I’m sitting in a lovely hotel room just outside of Chicago--a rare experience for me--and enjoying doing nothing. Robin and Steve arrived earlier. I gave them the car and they went shopping. Tonight is Jerry’s wedding; I’m resting, regrouping and enjoying the free wi-fi with two days to tell about.
I got a parking space at 9:30 Wednesday evening; undoubtedly the luckiest day of all. First a long lunch with my cousin Phyllis, shopping with no purchases to show for it, dinner with Karen and Kathryn. All told a satisfying day. Found out the North Shore Hotel in Evanston is still a retirement facility. If I ever decide to come back here, that’s the place. Everything in downtown Evanston and much of Northwestern is accessible on foot and there is train service to downtown Chicago.
Thursday, Betty and I went to Skokie to the Illinois Holocaust Museum. They told us it would take one or two hours to go through; we were there four or five hours. It’s a heart wrenching experience. Original films and oral histories are used to tell the stories of the people whose lives were so drastically affected by Hitler and his war against the Jews.
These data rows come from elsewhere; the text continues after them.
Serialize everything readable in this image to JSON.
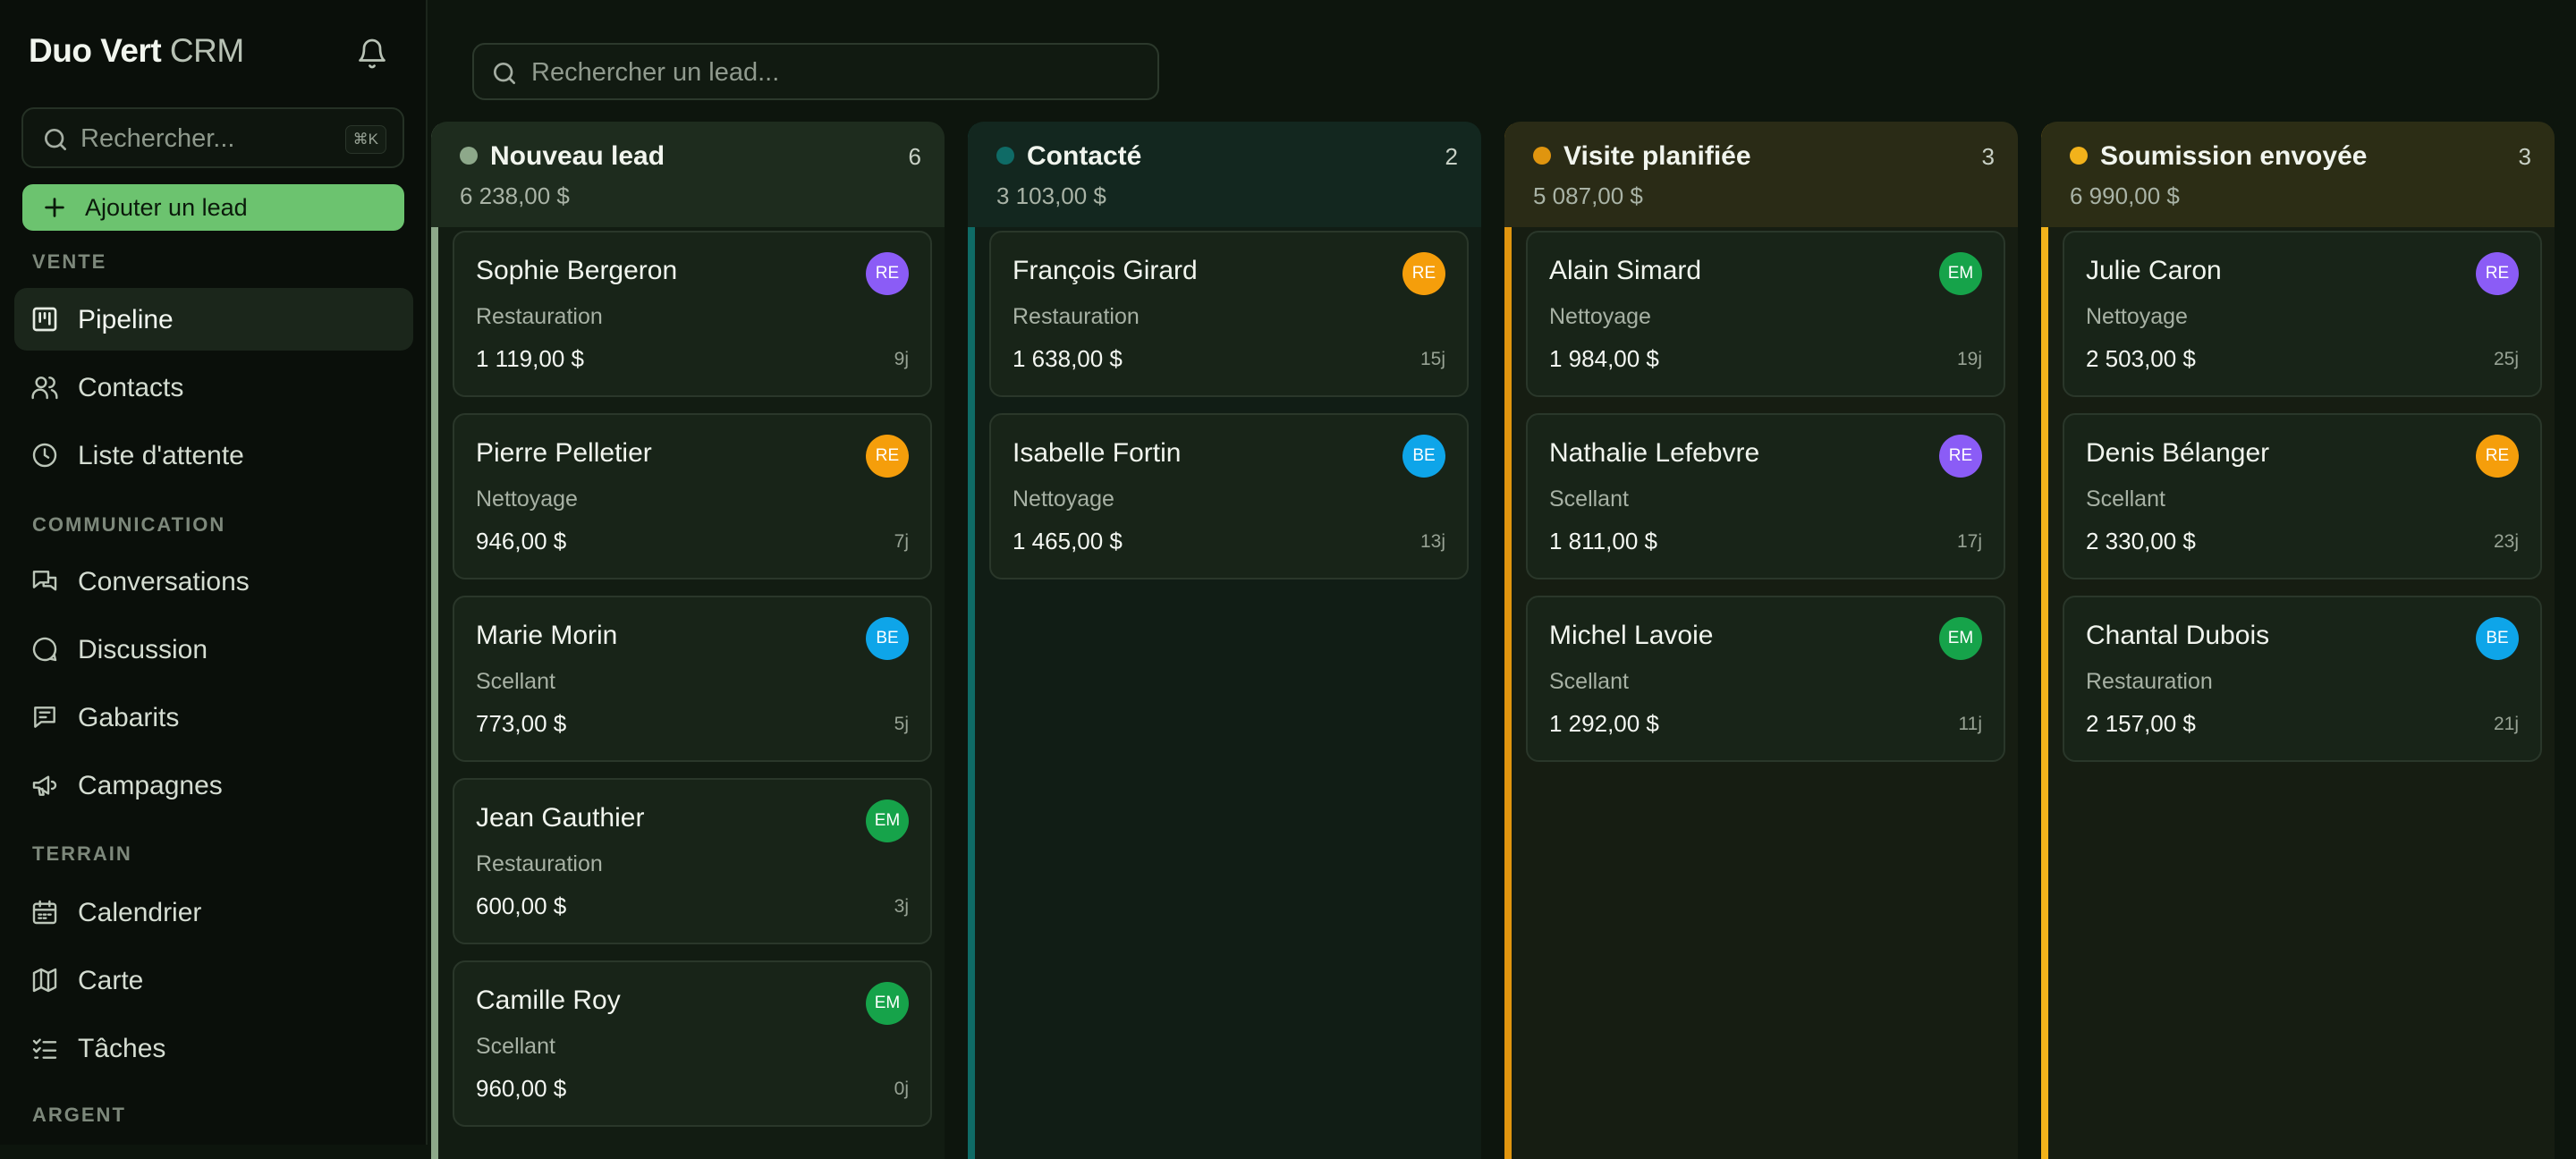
{
  "sidebar": {
    "brand_bold": "Duo Vert",
    "brand_light": "CRM",
    "search_placeholder": "Rechercher...",
    "search_shortcut": "⌘K",
    "add_button": "Ajouter un lead",
    "sections": [
      {
        "label": "VENTE",
        "items": [
          {
            "label": "Pipeline",
            "icon": "kanban-icon",
            "active": true
          },
          {
            "label": "Contacts",
            "icon": "users-icon"
          },
          {
            "label": "Liste d'attente",
            "icon": "clock-icon"
          }
        ]
      },
      {
        "label": "COMMUNICATION",
        "items": [
          {
            "label": "Conversations",
            "icon": "messages-icon"
          },
          {
            "label": "Discussion",
            "icon": "chat-bubble-icon"
          },
          {
            "label": "Gabarits",
            "icon": "template-icon"
          },
          {
            "label": "Campagnes",
            "icon": "megaphone-icon"
          }
        ]
      },
      {
        "label": "TERRAIN",
        "items": [
          {
            "label": "Calendrier",
            "icon": "calendar-icon"
          },
          {
            "label": "Carte",
            "icon": "map-icon"
          },
          {
            "label": "Tâches",
            "icon": "tasks-icon"
          }
        ]
      },
      {
        "label": "ARGENT",
        "items": []
      }
    ]
  },
  "main": {
    "search_placeholder": "Rechercher un lead..."
  },
  "colors": {
    "accent_green": "#6cc36f",
    "avatar_purple": "#8b5cf6",
    "avatar_orange": "#f59e0b",
    "avatar_blue": "#0ea5e9",
    "avatar_green": "#16a34a"
  },
  "columns": [
    {
      "title": "Nouveau lead",
      "count": "6",
      "total": "6 238,00 $",
      "color": "#8da88a",
      "head_bg": "#1e2c1e",
      "body_bg": "#121c12",
      "cards": [
        {
          "name": "Sophie Bergeron",
          "service": "Restauration",
          "amount": "1 119,00 $",
          "days": "9j",
          "initials": "RE",
          "avatar_color": "#8b5cf6"
        },
        {
          "name": "Pierre Pelletier",
          "service": "Nettoyage",
          "amount": "946,00 $",
          "days": "7j",
          "initials": "RE",
          "avatar_color": "#f59e0b"
        },
        {
          "name": "Marie Morin",
          "service": "Scellant",
          "amount": "773,00 $",
          "days": "5j",
          "initials": "BE",
          "avatar_color": "#0ea5e9"
        },
        {
          "name": "Jean Gauthier",
          "service": "Restauration",
          "amount": "600,00 $",
          "days": "3j",
          "initials": "EM",
          "avatar_color": "#16a34a"
        },
        {
          "name": "Camille Roy",
          "service": "Scellant",
          "amount": "960,00 $",
          "days": "0j",
          "initials": "EM",
          "avatar_color": "#16a34a"
        }
      ]
    },
    {
      "title": "Contacté",
      "count": "2",
      "total": "3 103,00 $",
      "color": "#0f6b66",
      "head_bg": "#13271f",
      "body_bg": "#111d15",
      "cards": [
        {
          "name": "François Girard",
          "service": "Restauration",
          "amount": "1 638,00 $",
          "days": "15j",
          "initials": "RE",
          "avatar_color": "#f59e0b"
        },
        {
          "name": "Isabelle Fortin",
          "service": "Nettoyage",
          "amount": "1 465,00 $",
          "days": "13j",
          "initials": "BE",
          "avatar_color": "#0ea5e9"
        }
      ]
    },
    {
      "title": "Visite planifiée",
      "count": "3",
      "total": "5 087,00 $",
      "color": "#e0950f",
      "head_bg": "#2a2b16",
      "body_bg": "#161d12",
      "cards": [
        {
          "name": "Alain Simard",
          "service": "Nettoyage",
          "amount": "1 984,00 $",
          "days": "19j",
          "initials": "EM",
          "avatar_color": "#16a34a"
        },
        {
          "name": "Nathalie Lefebvre",
          "service": "Scellant",
          "amount": "1 811,00 $",
          "days": "17j",
          "initials": "RE",
          "avatar_color": "#8b5cf6"
        },
        {
          "name": "Michel Lavoie",
          "service": "Scellant",
          "amount": "1 292,00 $",
          "days": "11j",
          "initials": "EM",
          "avatar_color": "#16a34a"
        }
      ]
    },
    {
      "title": "Soumission envoyée",
      "count": "3",
      "total": "6 990,00 $",
      "color": "#f2b21b",
      "head_bg": "#2c2d15",
      "body_bg": "#161d12",
      "cards": [
        {
          "name": "Julie Caron",
          "service": "Nettoyage",
          "amount": "2 503,00 $",
          "days": "25j",
          "initials": "RE",
          "avatar_color": "#8b5cf6"
        },
        {
          "name": "Denis Bélanger",
          "service": "Scellant",
          "amount": "2 330,00 $",
          "days": "23j",
          "initials": "RE",
          "avatar_color": "#f59e0b"
        },
        {
          "name": "Chantal Dubois",
          "service": "Restauration",
          "amount": "2 157,00 $",
          "days": "21j",
          "initials": "BE",
          "avatar_color": "#0ea5e9"
        }
      ]
    }
  ]
}
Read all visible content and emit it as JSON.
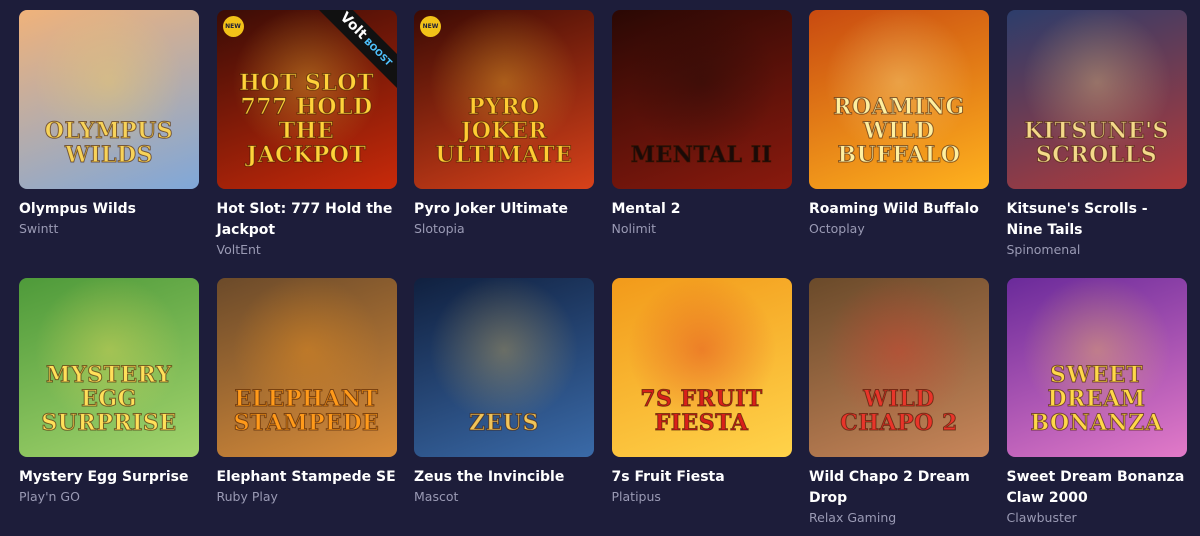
{
  "badges": {
    "new": "NEW",
    "volt": "Volt",
    "boost": "BOOST"
  },
  "games": [
    {
      "title": "Olympus Wilds",
      "provider": "Swintt",
      "logo": "Olympus Wilds",
      "new": false,
      "volt": false,
      "colors": {
        "bg1": "#f0b27a",
        "bg2": "#7fa7d9",
        "text": "#f7d35a"
      }
    },
    {
      "title": "Hot Slot: 777 Hold the Jackpot",
      "provider": "VoltEnt",
      "logo": "Hot Slot 777 Hold the Jackpot",
      "new": true,
      "volt": true,
      "colors": {
        "bg1": "#3a0c06",
        "bg2": "#c92a0a",
        "text": "#ffd23a"
      }
    },
    {
      "title": "Pyro Joker Ultimate",
      "provider": "Slotopia",
      "logo": "Pyro Joker Ultimate",
      "new": true,
      "volt": false,
      "colors": {
        "bg1": "#3b0a04",
        "bg2": "#d8421a",
        "text": "#ffcc33"
      }
    },
    {
      "title": "Mental 2",
      "provider": "Nolimit",
      "logo": "Mental II",
      "new": false,
      "volt": false,
      "colors": {
        "bg1": "#2a0804",
        "bg2": "#8a1a0e",
        "text": "#1a0a08"
      }
    },
    {
      "title": "Roaming Wild Buffalo",
      "provider": "Octoplay",
      "logo": "Roaming Wild Buffalo",
      "new": false,
      "volt": false,
      "colors": {
        "bg1": "#c84a10",
        "bg2": "#ffb21e",
        "text": "#fff0a0"
      }
    },
    {
      "title": "Kitsune's Scrolls - Nine Tails",
      "provider": "Spinomenal",
      "logo": "Kitsune's Scrolls",
      "new": false,
      "volt": false,
      "colors": {
        "bg1": "#2c3d6b",
        "bg2": "#b23a3a",
        "text": "#f4d98a"
      }
    },
    {
      "title": "Mystery Egg Surprise",
      "provider": "Play'n GO",
      "logo": "Mystery Egg Surprise",
      "new": false,
      "volt": false,
      "colors": {
        "bg1": "#4e9a3a",
        "bg2": "#a3d46d",
        "text": "#ffe05a"
      }
    },
    {
      "title": "Elephant Stampede SE",
      "provider": "Ruby Play",
      "logo": "Elephant Stampede",
      "new": false,
      "volt": false,
      "colors": {
        "bg1": "#6b4a2a",
        "bg2": "#d98d3a",
        "text": "#ff9a1a"
      }
    },
    {
      "title": "Zeus the Invincible",
      "provider": "Mascot",
      "logo": "Zeus",
      "new": false,
      "volt": false,
      "colors": {
        "bg1": "#10203f",
        "bg2": "#3a6aa8",
        "text": "#f0c45a"
      }
    },
    {
      "title": "7s Fruit Fiesta",
      "provider": "Platipus",
      "logo": "7s Fruit Fiesta",
      "new": false,
      "volt": false,
      "colors": {
        "bg1": "#f29a1a",
        "bg2": "#ffd34a",
        "text": "#d8201a"
      }
    },
    {
      "title": "Wild Chapo 2 Dream Drop",
      "provider": "Relax Gaming",
      "logo": "Wild Chapo 2",
      "new": false,
      "volt": false,
      "colors": {
        "bg1": "#6a4a2a",
        "bg2": "#c8865a",
        "text": "#e8352a"
      }
    },
    {
      "title": "Sweet Dream Bonanza Claw 2000",
      "provider": "Clawbuster",
      "logo": "Sweet Dream Bonanza",
      "new": false,
      "volt": false,
      "colors": {
        "bg1": "#6a2a9a",
        "bg2": "#e27ac8",
        "text": "#ffd84a"
      }
    }
  ]
}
I am always amazed at how pervasive anti-semitism is, and how easily it is blamed for anything someone doesn't like. Louis Sullivan, not a Jew but with a Jewish partner, whose work was too "different" for the establishment and establishment architects, was accused of creating Jewishness (whatever that means), according to this statement in the exhibit I saw on Tuesday. (Chicago's first architect) John van Osdel says "it's architecture run crazy. It's an experiment in Jewishness like we have never seen before."